Beverly Keel is dean of MTSU’s College of Media and Entertainment and a music industry activist who works for gender and racial equality in the music industry. She was recently named a national “Change Agent” by Billboard for her efforts with Nashville Music Equality, which she co-founded in 2020 to create an anti-racist environment in the Nashville music industry.
She was recently named Person of the Year by the Murfreesboro Post for her university and social justice work.
She is also an award-winning music journalist whose work has appeared in People, Parade, InStyle, New York, Rolling Stone, The Tennessean, and many other publications.
In 2014, she joined forces with Tracy Gershon and Leslie Fram to create Change the Conversation, which has become an influential movement in the area of gender equality in country music. Forbes included her on its national list of “40 Women to Watch Over 40,” a group of innovative women recognized for disrupting industry and society.
She also serves as publicist for Jamey Johnson and has been a consultant for various projects and artists, such as Alison Krauss, Lionel Richie and Scotty McCreery. She has hosted album-launch events for artists including Don Henley and Barry Gibb.
She has been a professor in MTSU’s Department of Recording Industry since 1995 and became chair of the department in 2013. She took a leave of absence to serve as senior vice president of artist and media relations for Universal Music Group Nashville, where she was responsible for the media campaigns of projects, including Lionel Richie, Vince Gill, Sugarland, Shania Twain, George Strait and many more.
A former columnist for the Tennessean, Nashville Scene and Nashville Banner newspapers, her journalism has received awards from the Associated Press and the Association of American Newsweeklies and was honored with the Charlie Lamb Award for Excellence in Country Music Journalism. She is also the past president of the International Association for the Study of Popular Music-US.

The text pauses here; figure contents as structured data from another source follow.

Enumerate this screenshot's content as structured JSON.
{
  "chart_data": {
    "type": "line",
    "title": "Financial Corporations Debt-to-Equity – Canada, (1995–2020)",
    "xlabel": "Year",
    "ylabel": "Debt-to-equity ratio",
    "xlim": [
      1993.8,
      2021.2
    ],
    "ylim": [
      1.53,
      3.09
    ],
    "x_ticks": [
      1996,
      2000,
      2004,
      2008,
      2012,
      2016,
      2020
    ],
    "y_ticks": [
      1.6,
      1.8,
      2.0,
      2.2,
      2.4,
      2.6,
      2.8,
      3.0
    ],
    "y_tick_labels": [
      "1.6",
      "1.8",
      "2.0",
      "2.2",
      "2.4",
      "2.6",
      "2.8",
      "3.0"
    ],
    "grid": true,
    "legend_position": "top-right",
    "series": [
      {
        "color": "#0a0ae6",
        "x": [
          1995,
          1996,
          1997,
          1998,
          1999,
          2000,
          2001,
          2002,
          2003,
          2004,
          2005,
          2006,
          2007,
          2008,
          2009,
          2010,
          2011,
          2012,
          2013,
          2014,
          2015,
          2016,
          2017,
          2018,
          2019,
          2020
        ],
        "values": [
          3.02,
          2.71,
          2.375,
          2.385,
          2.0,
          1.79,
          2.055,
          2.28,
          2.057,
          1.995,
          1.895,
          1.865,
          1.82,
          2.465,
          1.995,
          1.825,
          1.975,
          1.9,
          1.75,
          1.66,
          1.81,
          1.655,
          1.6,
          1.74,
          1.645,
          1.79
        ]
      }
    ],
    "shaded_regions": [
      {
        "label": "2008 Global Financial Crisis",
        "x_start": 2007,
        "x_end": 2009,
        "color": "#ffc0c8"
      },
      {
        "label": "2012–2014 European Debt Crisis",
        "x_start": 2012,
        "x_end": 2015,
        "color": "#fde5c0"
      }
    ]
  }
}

A graduate of Leadership Music, Leadership Middle Tennessee and Leadership Nashville, she is on the boards of the Academy of Country Music, YWCA and the W.O. Smith School. She has served on the boards of the Country Music Association, Recording Academy, TPAC and the Mayor’s Music Council. She is an editorial board member of the Journal of Popular Music Studies and a member of the International Women’s Forum. She is a past president of the International Association for the Study of Popular Music-US.
She was inducted into the SOURCE Hall of Fame for female executives in 2019. She was also inducted into the Nashville Business Journal’s Women in Music City Awards’ Hall of Fame and the Metro Nashville Public Schools Hall of Fame. She recently received the Cornerstone Award from Nashville Women in Film & Television.
She was one of the YWCA’s 2016 Academy for Women of Achievement honorees. She was included in 2016’s annual music City Impact Report by Variety magazine, which profiles the top artists and executives in Nashville entertainment today.
A Nashville native, she earned her bachelor’s degree from MTSU and her master’s degree from the Columbia University Graduate School of Journalism.